I am running a plumber API on Google Cloud Run where I trigger the API with a Github webhook event. I want to run the API one time, do the work, and then delete the concurrent calls that arrived and waiting in the queue while the computation was still running.
I will receive a lot of post requests in a short amount of time and then nothing for a longer period of time. My main aim is to run the calculation once for each batch of calls.
Is there a way to delete the queue of concurrent requests in R? Or do you have any other suggestions for a possible solution?
Is there a way to delete the queue of concurrent requests in R?
No. They must be managed.
Do you know how long the burst lasts? Ex: Everything happens in ~ 5 seconds.
Without getting into shared memory and forked processes, we can set up a flag to cause other routes that are being requested within X seconds to be ignored / fail.
I believe we could lower the window time down to 1 second and that would state that "any route that will attempt to be processed within 1 second after the first successful processing will fail." This would include all routes currently in the queue and any new routes within that time period, as they would flush through fairly quickly.
That being said, doesn't hurt to make the window something larger, like 60 seconds.
# plumber.R
cache = list()
do_work <- function(id) {
cat("processing id: ", id, "\n")
str(cache)
Sys.sleep(10)
ans <- list(data = runif(10))
cat("done with id: ", id, "\n")
ans
}
#' @param id identification value to use when processing
#' @param window number of seconds after the first request finishes to not accept any more requests for a given id
#' @get /frontheavy
function(id = "abc", window = 10) {
if (!is.null(cache[[id]])) {
stop("already processing id: ", id, call. = FALSE)
}
# do the processing
ans <- do_work(id)
# like a semaphore, block the id from processing for a minimum amount of time
cache[[id]] <<- later::later(function() {
# Unblock the id
cache[[id]] <<- NULL
}, delay = window)
ans
}
Thank you for the detailed response. The processing does not take long, depending on the number of new datapoints it varies, however I can put in a sleep command for up to 5 minutes. After that the API should listen to further calls. I am not familiar with your proposed solution. How is this different than using a filter function and updating time of the execution and time of the call?

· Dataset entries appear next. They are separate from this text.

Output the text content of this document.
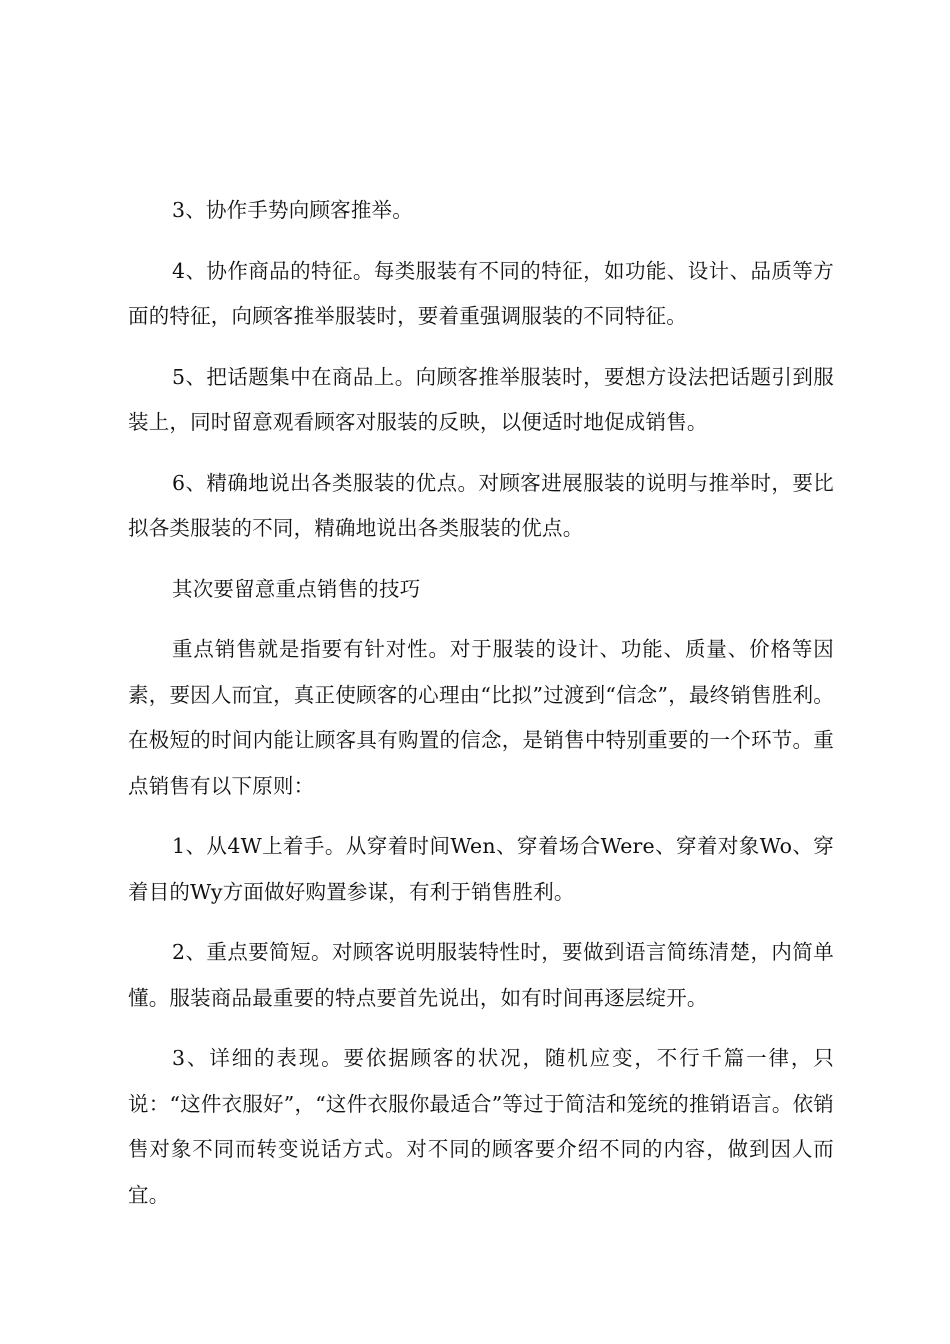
3、协作手势向顾客推举。

4、协作商品的特征。每类服装有不同的特征，如功能、设计、品质等方面的特征，向顾客推举服装时，要着重强调服装的不同特征。

5、把话题集中在商品上。向顾客推举服装时，要想方设法把话题引到服装上，同时留意观看顾客对服装的反映，以便适时地促成销售。

6、精确地说出各类服装的优点。对顾客进展服装的说明与推举时，要比拟各类服装的不同，精确地说出各类服装的优点。

其次要留意重点销售的技巧

重点销售就是指要有针对性。对于服装的设计、功能、质量、价格等因素，要因人而宜，真正使顾客的心理由“比拟”过渡到“信念”，最终销售胜利。在极短的时间内能让顾客具有购置的信念，是销售中特别重要的一个环节。重点销售有以下原则：

1、从4W上着手。从穿着时间Wen、穿着场合Were、穿着对象Wo、穿着目的Wy方面做好购置参谋，有利于销售胜利。

2、重点要简短。对顾客说明服装特性时，要做到语言简练清楚，内简单懂。服装商品最重要的特点要首先说出，如有时间再逐层绽开。

3、详细的表现。要依据顾客的状况，随机应变，不行千篇一律，只说：“这件衣服好”，“这件衣服你最适合”等过于简洁和笼统的推销语言。依销售对象不同而转变说话方式。对不同的顾客要介绍不同的内容，做到因人而宜。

# The object last_run is defined as 0 in the entrypoint file containing plumb()
#* @filter checkTime
function(req, res){
webhook_payload <- jsonlite::fromJSON(req$postBody)
push_time <- webhook_payload$repository$pushed_at
if (last_run != 0 & push_time <= last_run) {
res$status <- 503
return(
list(
error="Service unavailable until previous calculation is finished"
)
)
} else {
plumber::forward()
}
}
#* Receive pub/sub message
#* @post /pubsub
function(){
Sys.sleep(120)
# Do the work here
last_run <- as.numeric(as.POSIXct(Sys.time()))
return(
list(
last_run, push_time
)
)
}
Your solution would work as well! Yours is cleaner in that it will only stop requests that have queued up. (Only downside of the solution is there is no way to distinguish between different ID values, but it doesn't seem like that is a necessity. )
The filter logic could be moved into the route if you don't want all of your routes to do this checking logic.
When setting the last_run value, I would feel free to add some extra time (10 seconds? / '5 minutes') to avoid having your burst actually produce 2+ events and not 1 event. (Such as when trying debounce requests and it ends up looking like throttleing due to a short timeout.)
Note, be sure to use <<- when setting last_run in your route. (Otherwise it will only modify locally and the new value will be forgotten.)